Rephaim shut off the part of his mind that told him he couldn’t be with her—couldn’t care about her. They’d been apart more than a week. He’d felt every day of that week as if it had been an eon in itself. How had he ever thought he could stay completely away from her? His very blood cried to be with her. Even facing her anger was better than nothing. And he needed to see her. Needed to find a way to warn her about Neferet. And about Father, too.

“No!” he shouted into the wind. He couldn’t betray his father. But I can’t betray Stevie Rae, either, he thought frantically. I’ll find a balance. I’ll find a way. I must. Not sure exactly what he was going to do, Rephaim stilled his seething thoughts and concentrated on following the ribbon of glowing green back to Stevie Rae as if it were his lifeline.

Stevie Rae

She was waiting for him with such concentrated intensity that Stevie Rae had no trouble sensing when Rephaim drew near the Gilcrease. When he dropped gracefully from the sky she was standing, looking up, watching for him. She’d meant to be totally cool. He was the enemy. She was supposed to remember that. But the instant he landed their eyes locked and, breathlessly, he said, “I heard your call. I came.”

That was all it took. Just the sound of his wonderful, familiar voice. Stevie Rae hurled herself into his arms and buried her face in the feathers at his shoulder. “Ohmygoodness, I’ve missed you so much!”

“I’ve missed you, too,” he said, holding her tightly to him.

They stood there like that, trembling in each other’s arms, for what seemed to her a very long time. Stevie Rae drank in the scent of him—that amazing mixture of immortal and mortal blood that beat through his body—that linked them in Imprint and, therefore, also beat throughout her own body.

And then, quite suddenly, like it had occurred to each of them at once that they couldn’t do what they were doing, Stevie Rae and Rephaim broke the embrace and took a step away from each other.

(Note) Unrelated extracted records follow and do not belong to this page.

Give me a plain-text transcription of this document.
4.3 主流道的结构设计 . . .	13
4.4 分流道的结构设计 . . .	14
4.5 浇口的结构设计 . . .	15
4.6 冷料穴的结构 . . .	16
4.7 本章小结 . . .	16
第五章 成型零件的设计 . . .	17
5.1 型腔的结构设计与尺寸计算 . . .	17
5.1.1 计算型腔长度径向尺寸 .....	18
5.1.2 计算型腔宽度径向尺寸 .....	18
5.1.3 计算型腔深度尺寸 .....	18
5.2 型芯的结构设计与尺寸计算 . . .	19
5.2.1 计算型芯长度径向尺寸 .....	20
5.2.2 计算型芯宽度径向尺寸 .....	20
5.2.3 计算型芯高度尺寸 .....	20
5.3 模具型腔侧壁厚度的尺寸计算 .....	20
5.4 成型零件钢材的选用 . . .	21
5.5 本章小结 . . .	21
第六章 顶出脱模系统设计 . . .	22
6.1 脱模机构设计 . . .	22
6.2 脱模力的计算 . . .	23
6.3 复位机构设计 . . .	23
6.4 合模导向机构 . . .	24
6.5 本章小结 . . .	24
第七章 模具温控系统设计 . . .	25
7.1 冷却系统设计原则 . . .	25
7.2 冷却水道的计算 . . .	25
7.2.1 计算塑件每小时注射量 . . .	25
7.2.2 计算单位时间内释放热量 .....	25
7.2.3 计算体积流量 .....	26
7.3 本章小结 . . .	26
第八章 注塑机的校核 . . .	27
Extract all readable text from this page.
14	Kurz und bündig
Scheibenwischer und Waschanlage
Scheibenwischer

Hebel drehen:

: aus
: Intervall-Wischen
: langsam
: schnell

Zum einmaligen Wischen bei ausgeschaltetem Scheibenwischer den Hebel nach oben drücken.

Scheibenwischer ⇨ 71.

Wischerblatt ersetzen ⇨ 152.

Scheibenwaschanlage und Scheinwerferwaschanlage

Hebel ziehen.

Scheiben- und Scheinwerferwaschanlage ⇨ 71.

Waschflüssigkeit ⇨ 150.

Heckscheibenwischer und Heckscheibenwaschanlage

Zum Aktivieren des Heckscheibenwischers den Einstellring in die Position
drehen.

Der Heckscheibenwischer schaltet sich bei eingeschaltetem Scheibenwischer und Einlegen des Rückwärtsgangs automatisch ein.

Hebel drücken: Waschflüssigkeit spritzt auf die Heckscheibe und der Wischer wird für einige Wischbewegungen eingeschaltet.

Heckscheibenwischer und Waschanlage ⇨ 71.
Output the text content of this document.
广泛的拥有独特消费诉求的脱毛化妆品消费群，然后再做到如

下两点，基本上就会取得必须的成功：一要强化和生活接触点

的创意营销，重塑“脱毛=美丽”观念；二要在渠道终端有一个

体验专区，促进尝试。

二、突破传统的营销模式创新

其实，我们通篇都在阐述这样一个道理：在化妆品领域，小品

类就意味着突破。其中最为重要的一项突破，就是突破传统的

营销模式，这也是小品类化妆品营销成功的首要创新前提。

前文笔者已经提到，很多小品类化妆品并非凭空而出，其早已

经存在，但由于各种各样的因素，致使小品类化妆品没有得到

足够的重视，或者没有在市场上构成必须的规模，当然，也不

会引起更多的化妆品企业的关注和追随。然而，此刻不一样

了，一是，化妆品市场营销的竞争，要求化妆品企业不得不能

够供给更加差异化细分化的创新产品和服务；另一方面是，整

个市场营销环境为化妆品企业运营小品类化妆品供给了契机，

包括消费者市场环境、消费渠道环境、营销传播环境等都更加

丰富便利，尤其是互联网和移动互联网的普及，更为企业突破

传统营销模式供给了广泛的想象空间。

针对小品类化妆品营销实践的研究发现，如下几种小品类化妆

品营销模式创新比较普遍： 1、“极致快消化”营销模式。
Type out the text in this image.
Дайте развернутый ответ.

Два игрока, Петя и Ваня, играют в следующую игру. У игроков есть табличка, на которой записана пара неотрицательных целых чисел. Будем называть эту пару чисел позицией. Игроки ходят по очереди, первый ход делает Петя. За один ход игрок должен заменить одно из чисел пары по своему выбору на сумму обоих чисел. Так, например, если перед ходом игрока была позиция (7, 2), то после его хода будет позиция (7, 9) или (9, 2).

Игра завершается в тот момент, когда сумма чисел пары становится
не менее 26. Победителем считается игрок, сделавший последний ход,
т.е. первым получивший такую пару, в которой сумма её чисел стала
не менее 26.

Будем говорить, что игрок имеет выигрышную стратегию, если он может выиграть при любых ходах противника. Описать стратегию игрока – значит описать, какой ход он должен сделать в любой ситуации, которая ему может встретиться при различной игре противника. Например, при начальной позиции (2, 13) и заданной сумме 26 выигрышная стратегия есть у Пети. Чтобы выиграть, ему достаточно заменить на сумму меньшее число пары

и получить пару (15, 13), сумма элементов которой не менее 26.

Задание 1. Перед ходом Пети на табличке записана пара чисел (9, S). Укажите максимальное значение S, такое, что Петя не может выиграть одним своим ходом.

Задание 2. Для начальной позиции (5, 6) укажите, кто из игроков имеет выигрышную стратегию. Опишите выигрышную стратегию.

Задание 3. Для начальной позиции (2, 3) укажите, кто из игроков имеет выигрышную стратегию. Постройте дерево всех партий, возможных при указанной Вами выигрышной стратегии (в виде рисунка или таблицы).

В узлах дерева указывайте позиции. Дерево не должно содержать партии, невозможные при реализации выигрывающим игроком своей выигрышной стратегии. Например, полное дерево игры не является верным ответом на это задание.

“So, uh, you’ve been okay?” she asked him.

He nodded. “I have. And you? You’re safe? You weren’t hurt when Jack was killed today?”

“How did you know Jack was killed?” Her voice was sharp.

“I felt your sadness. I came to the House of Night to be sure you were okay. That’s when I saw you with your friends. I-I heard the boy crying for Jack.” He hesitated over the words, trying to choose them carefully, honestly. “That and your sadness told me he was dead.”

“Do you know anything about his death?”

“Maybe. What kind of boy was Jack?”

“Jack was good and sweet, and might have been the best of all of us. What do you know, Rephaim?”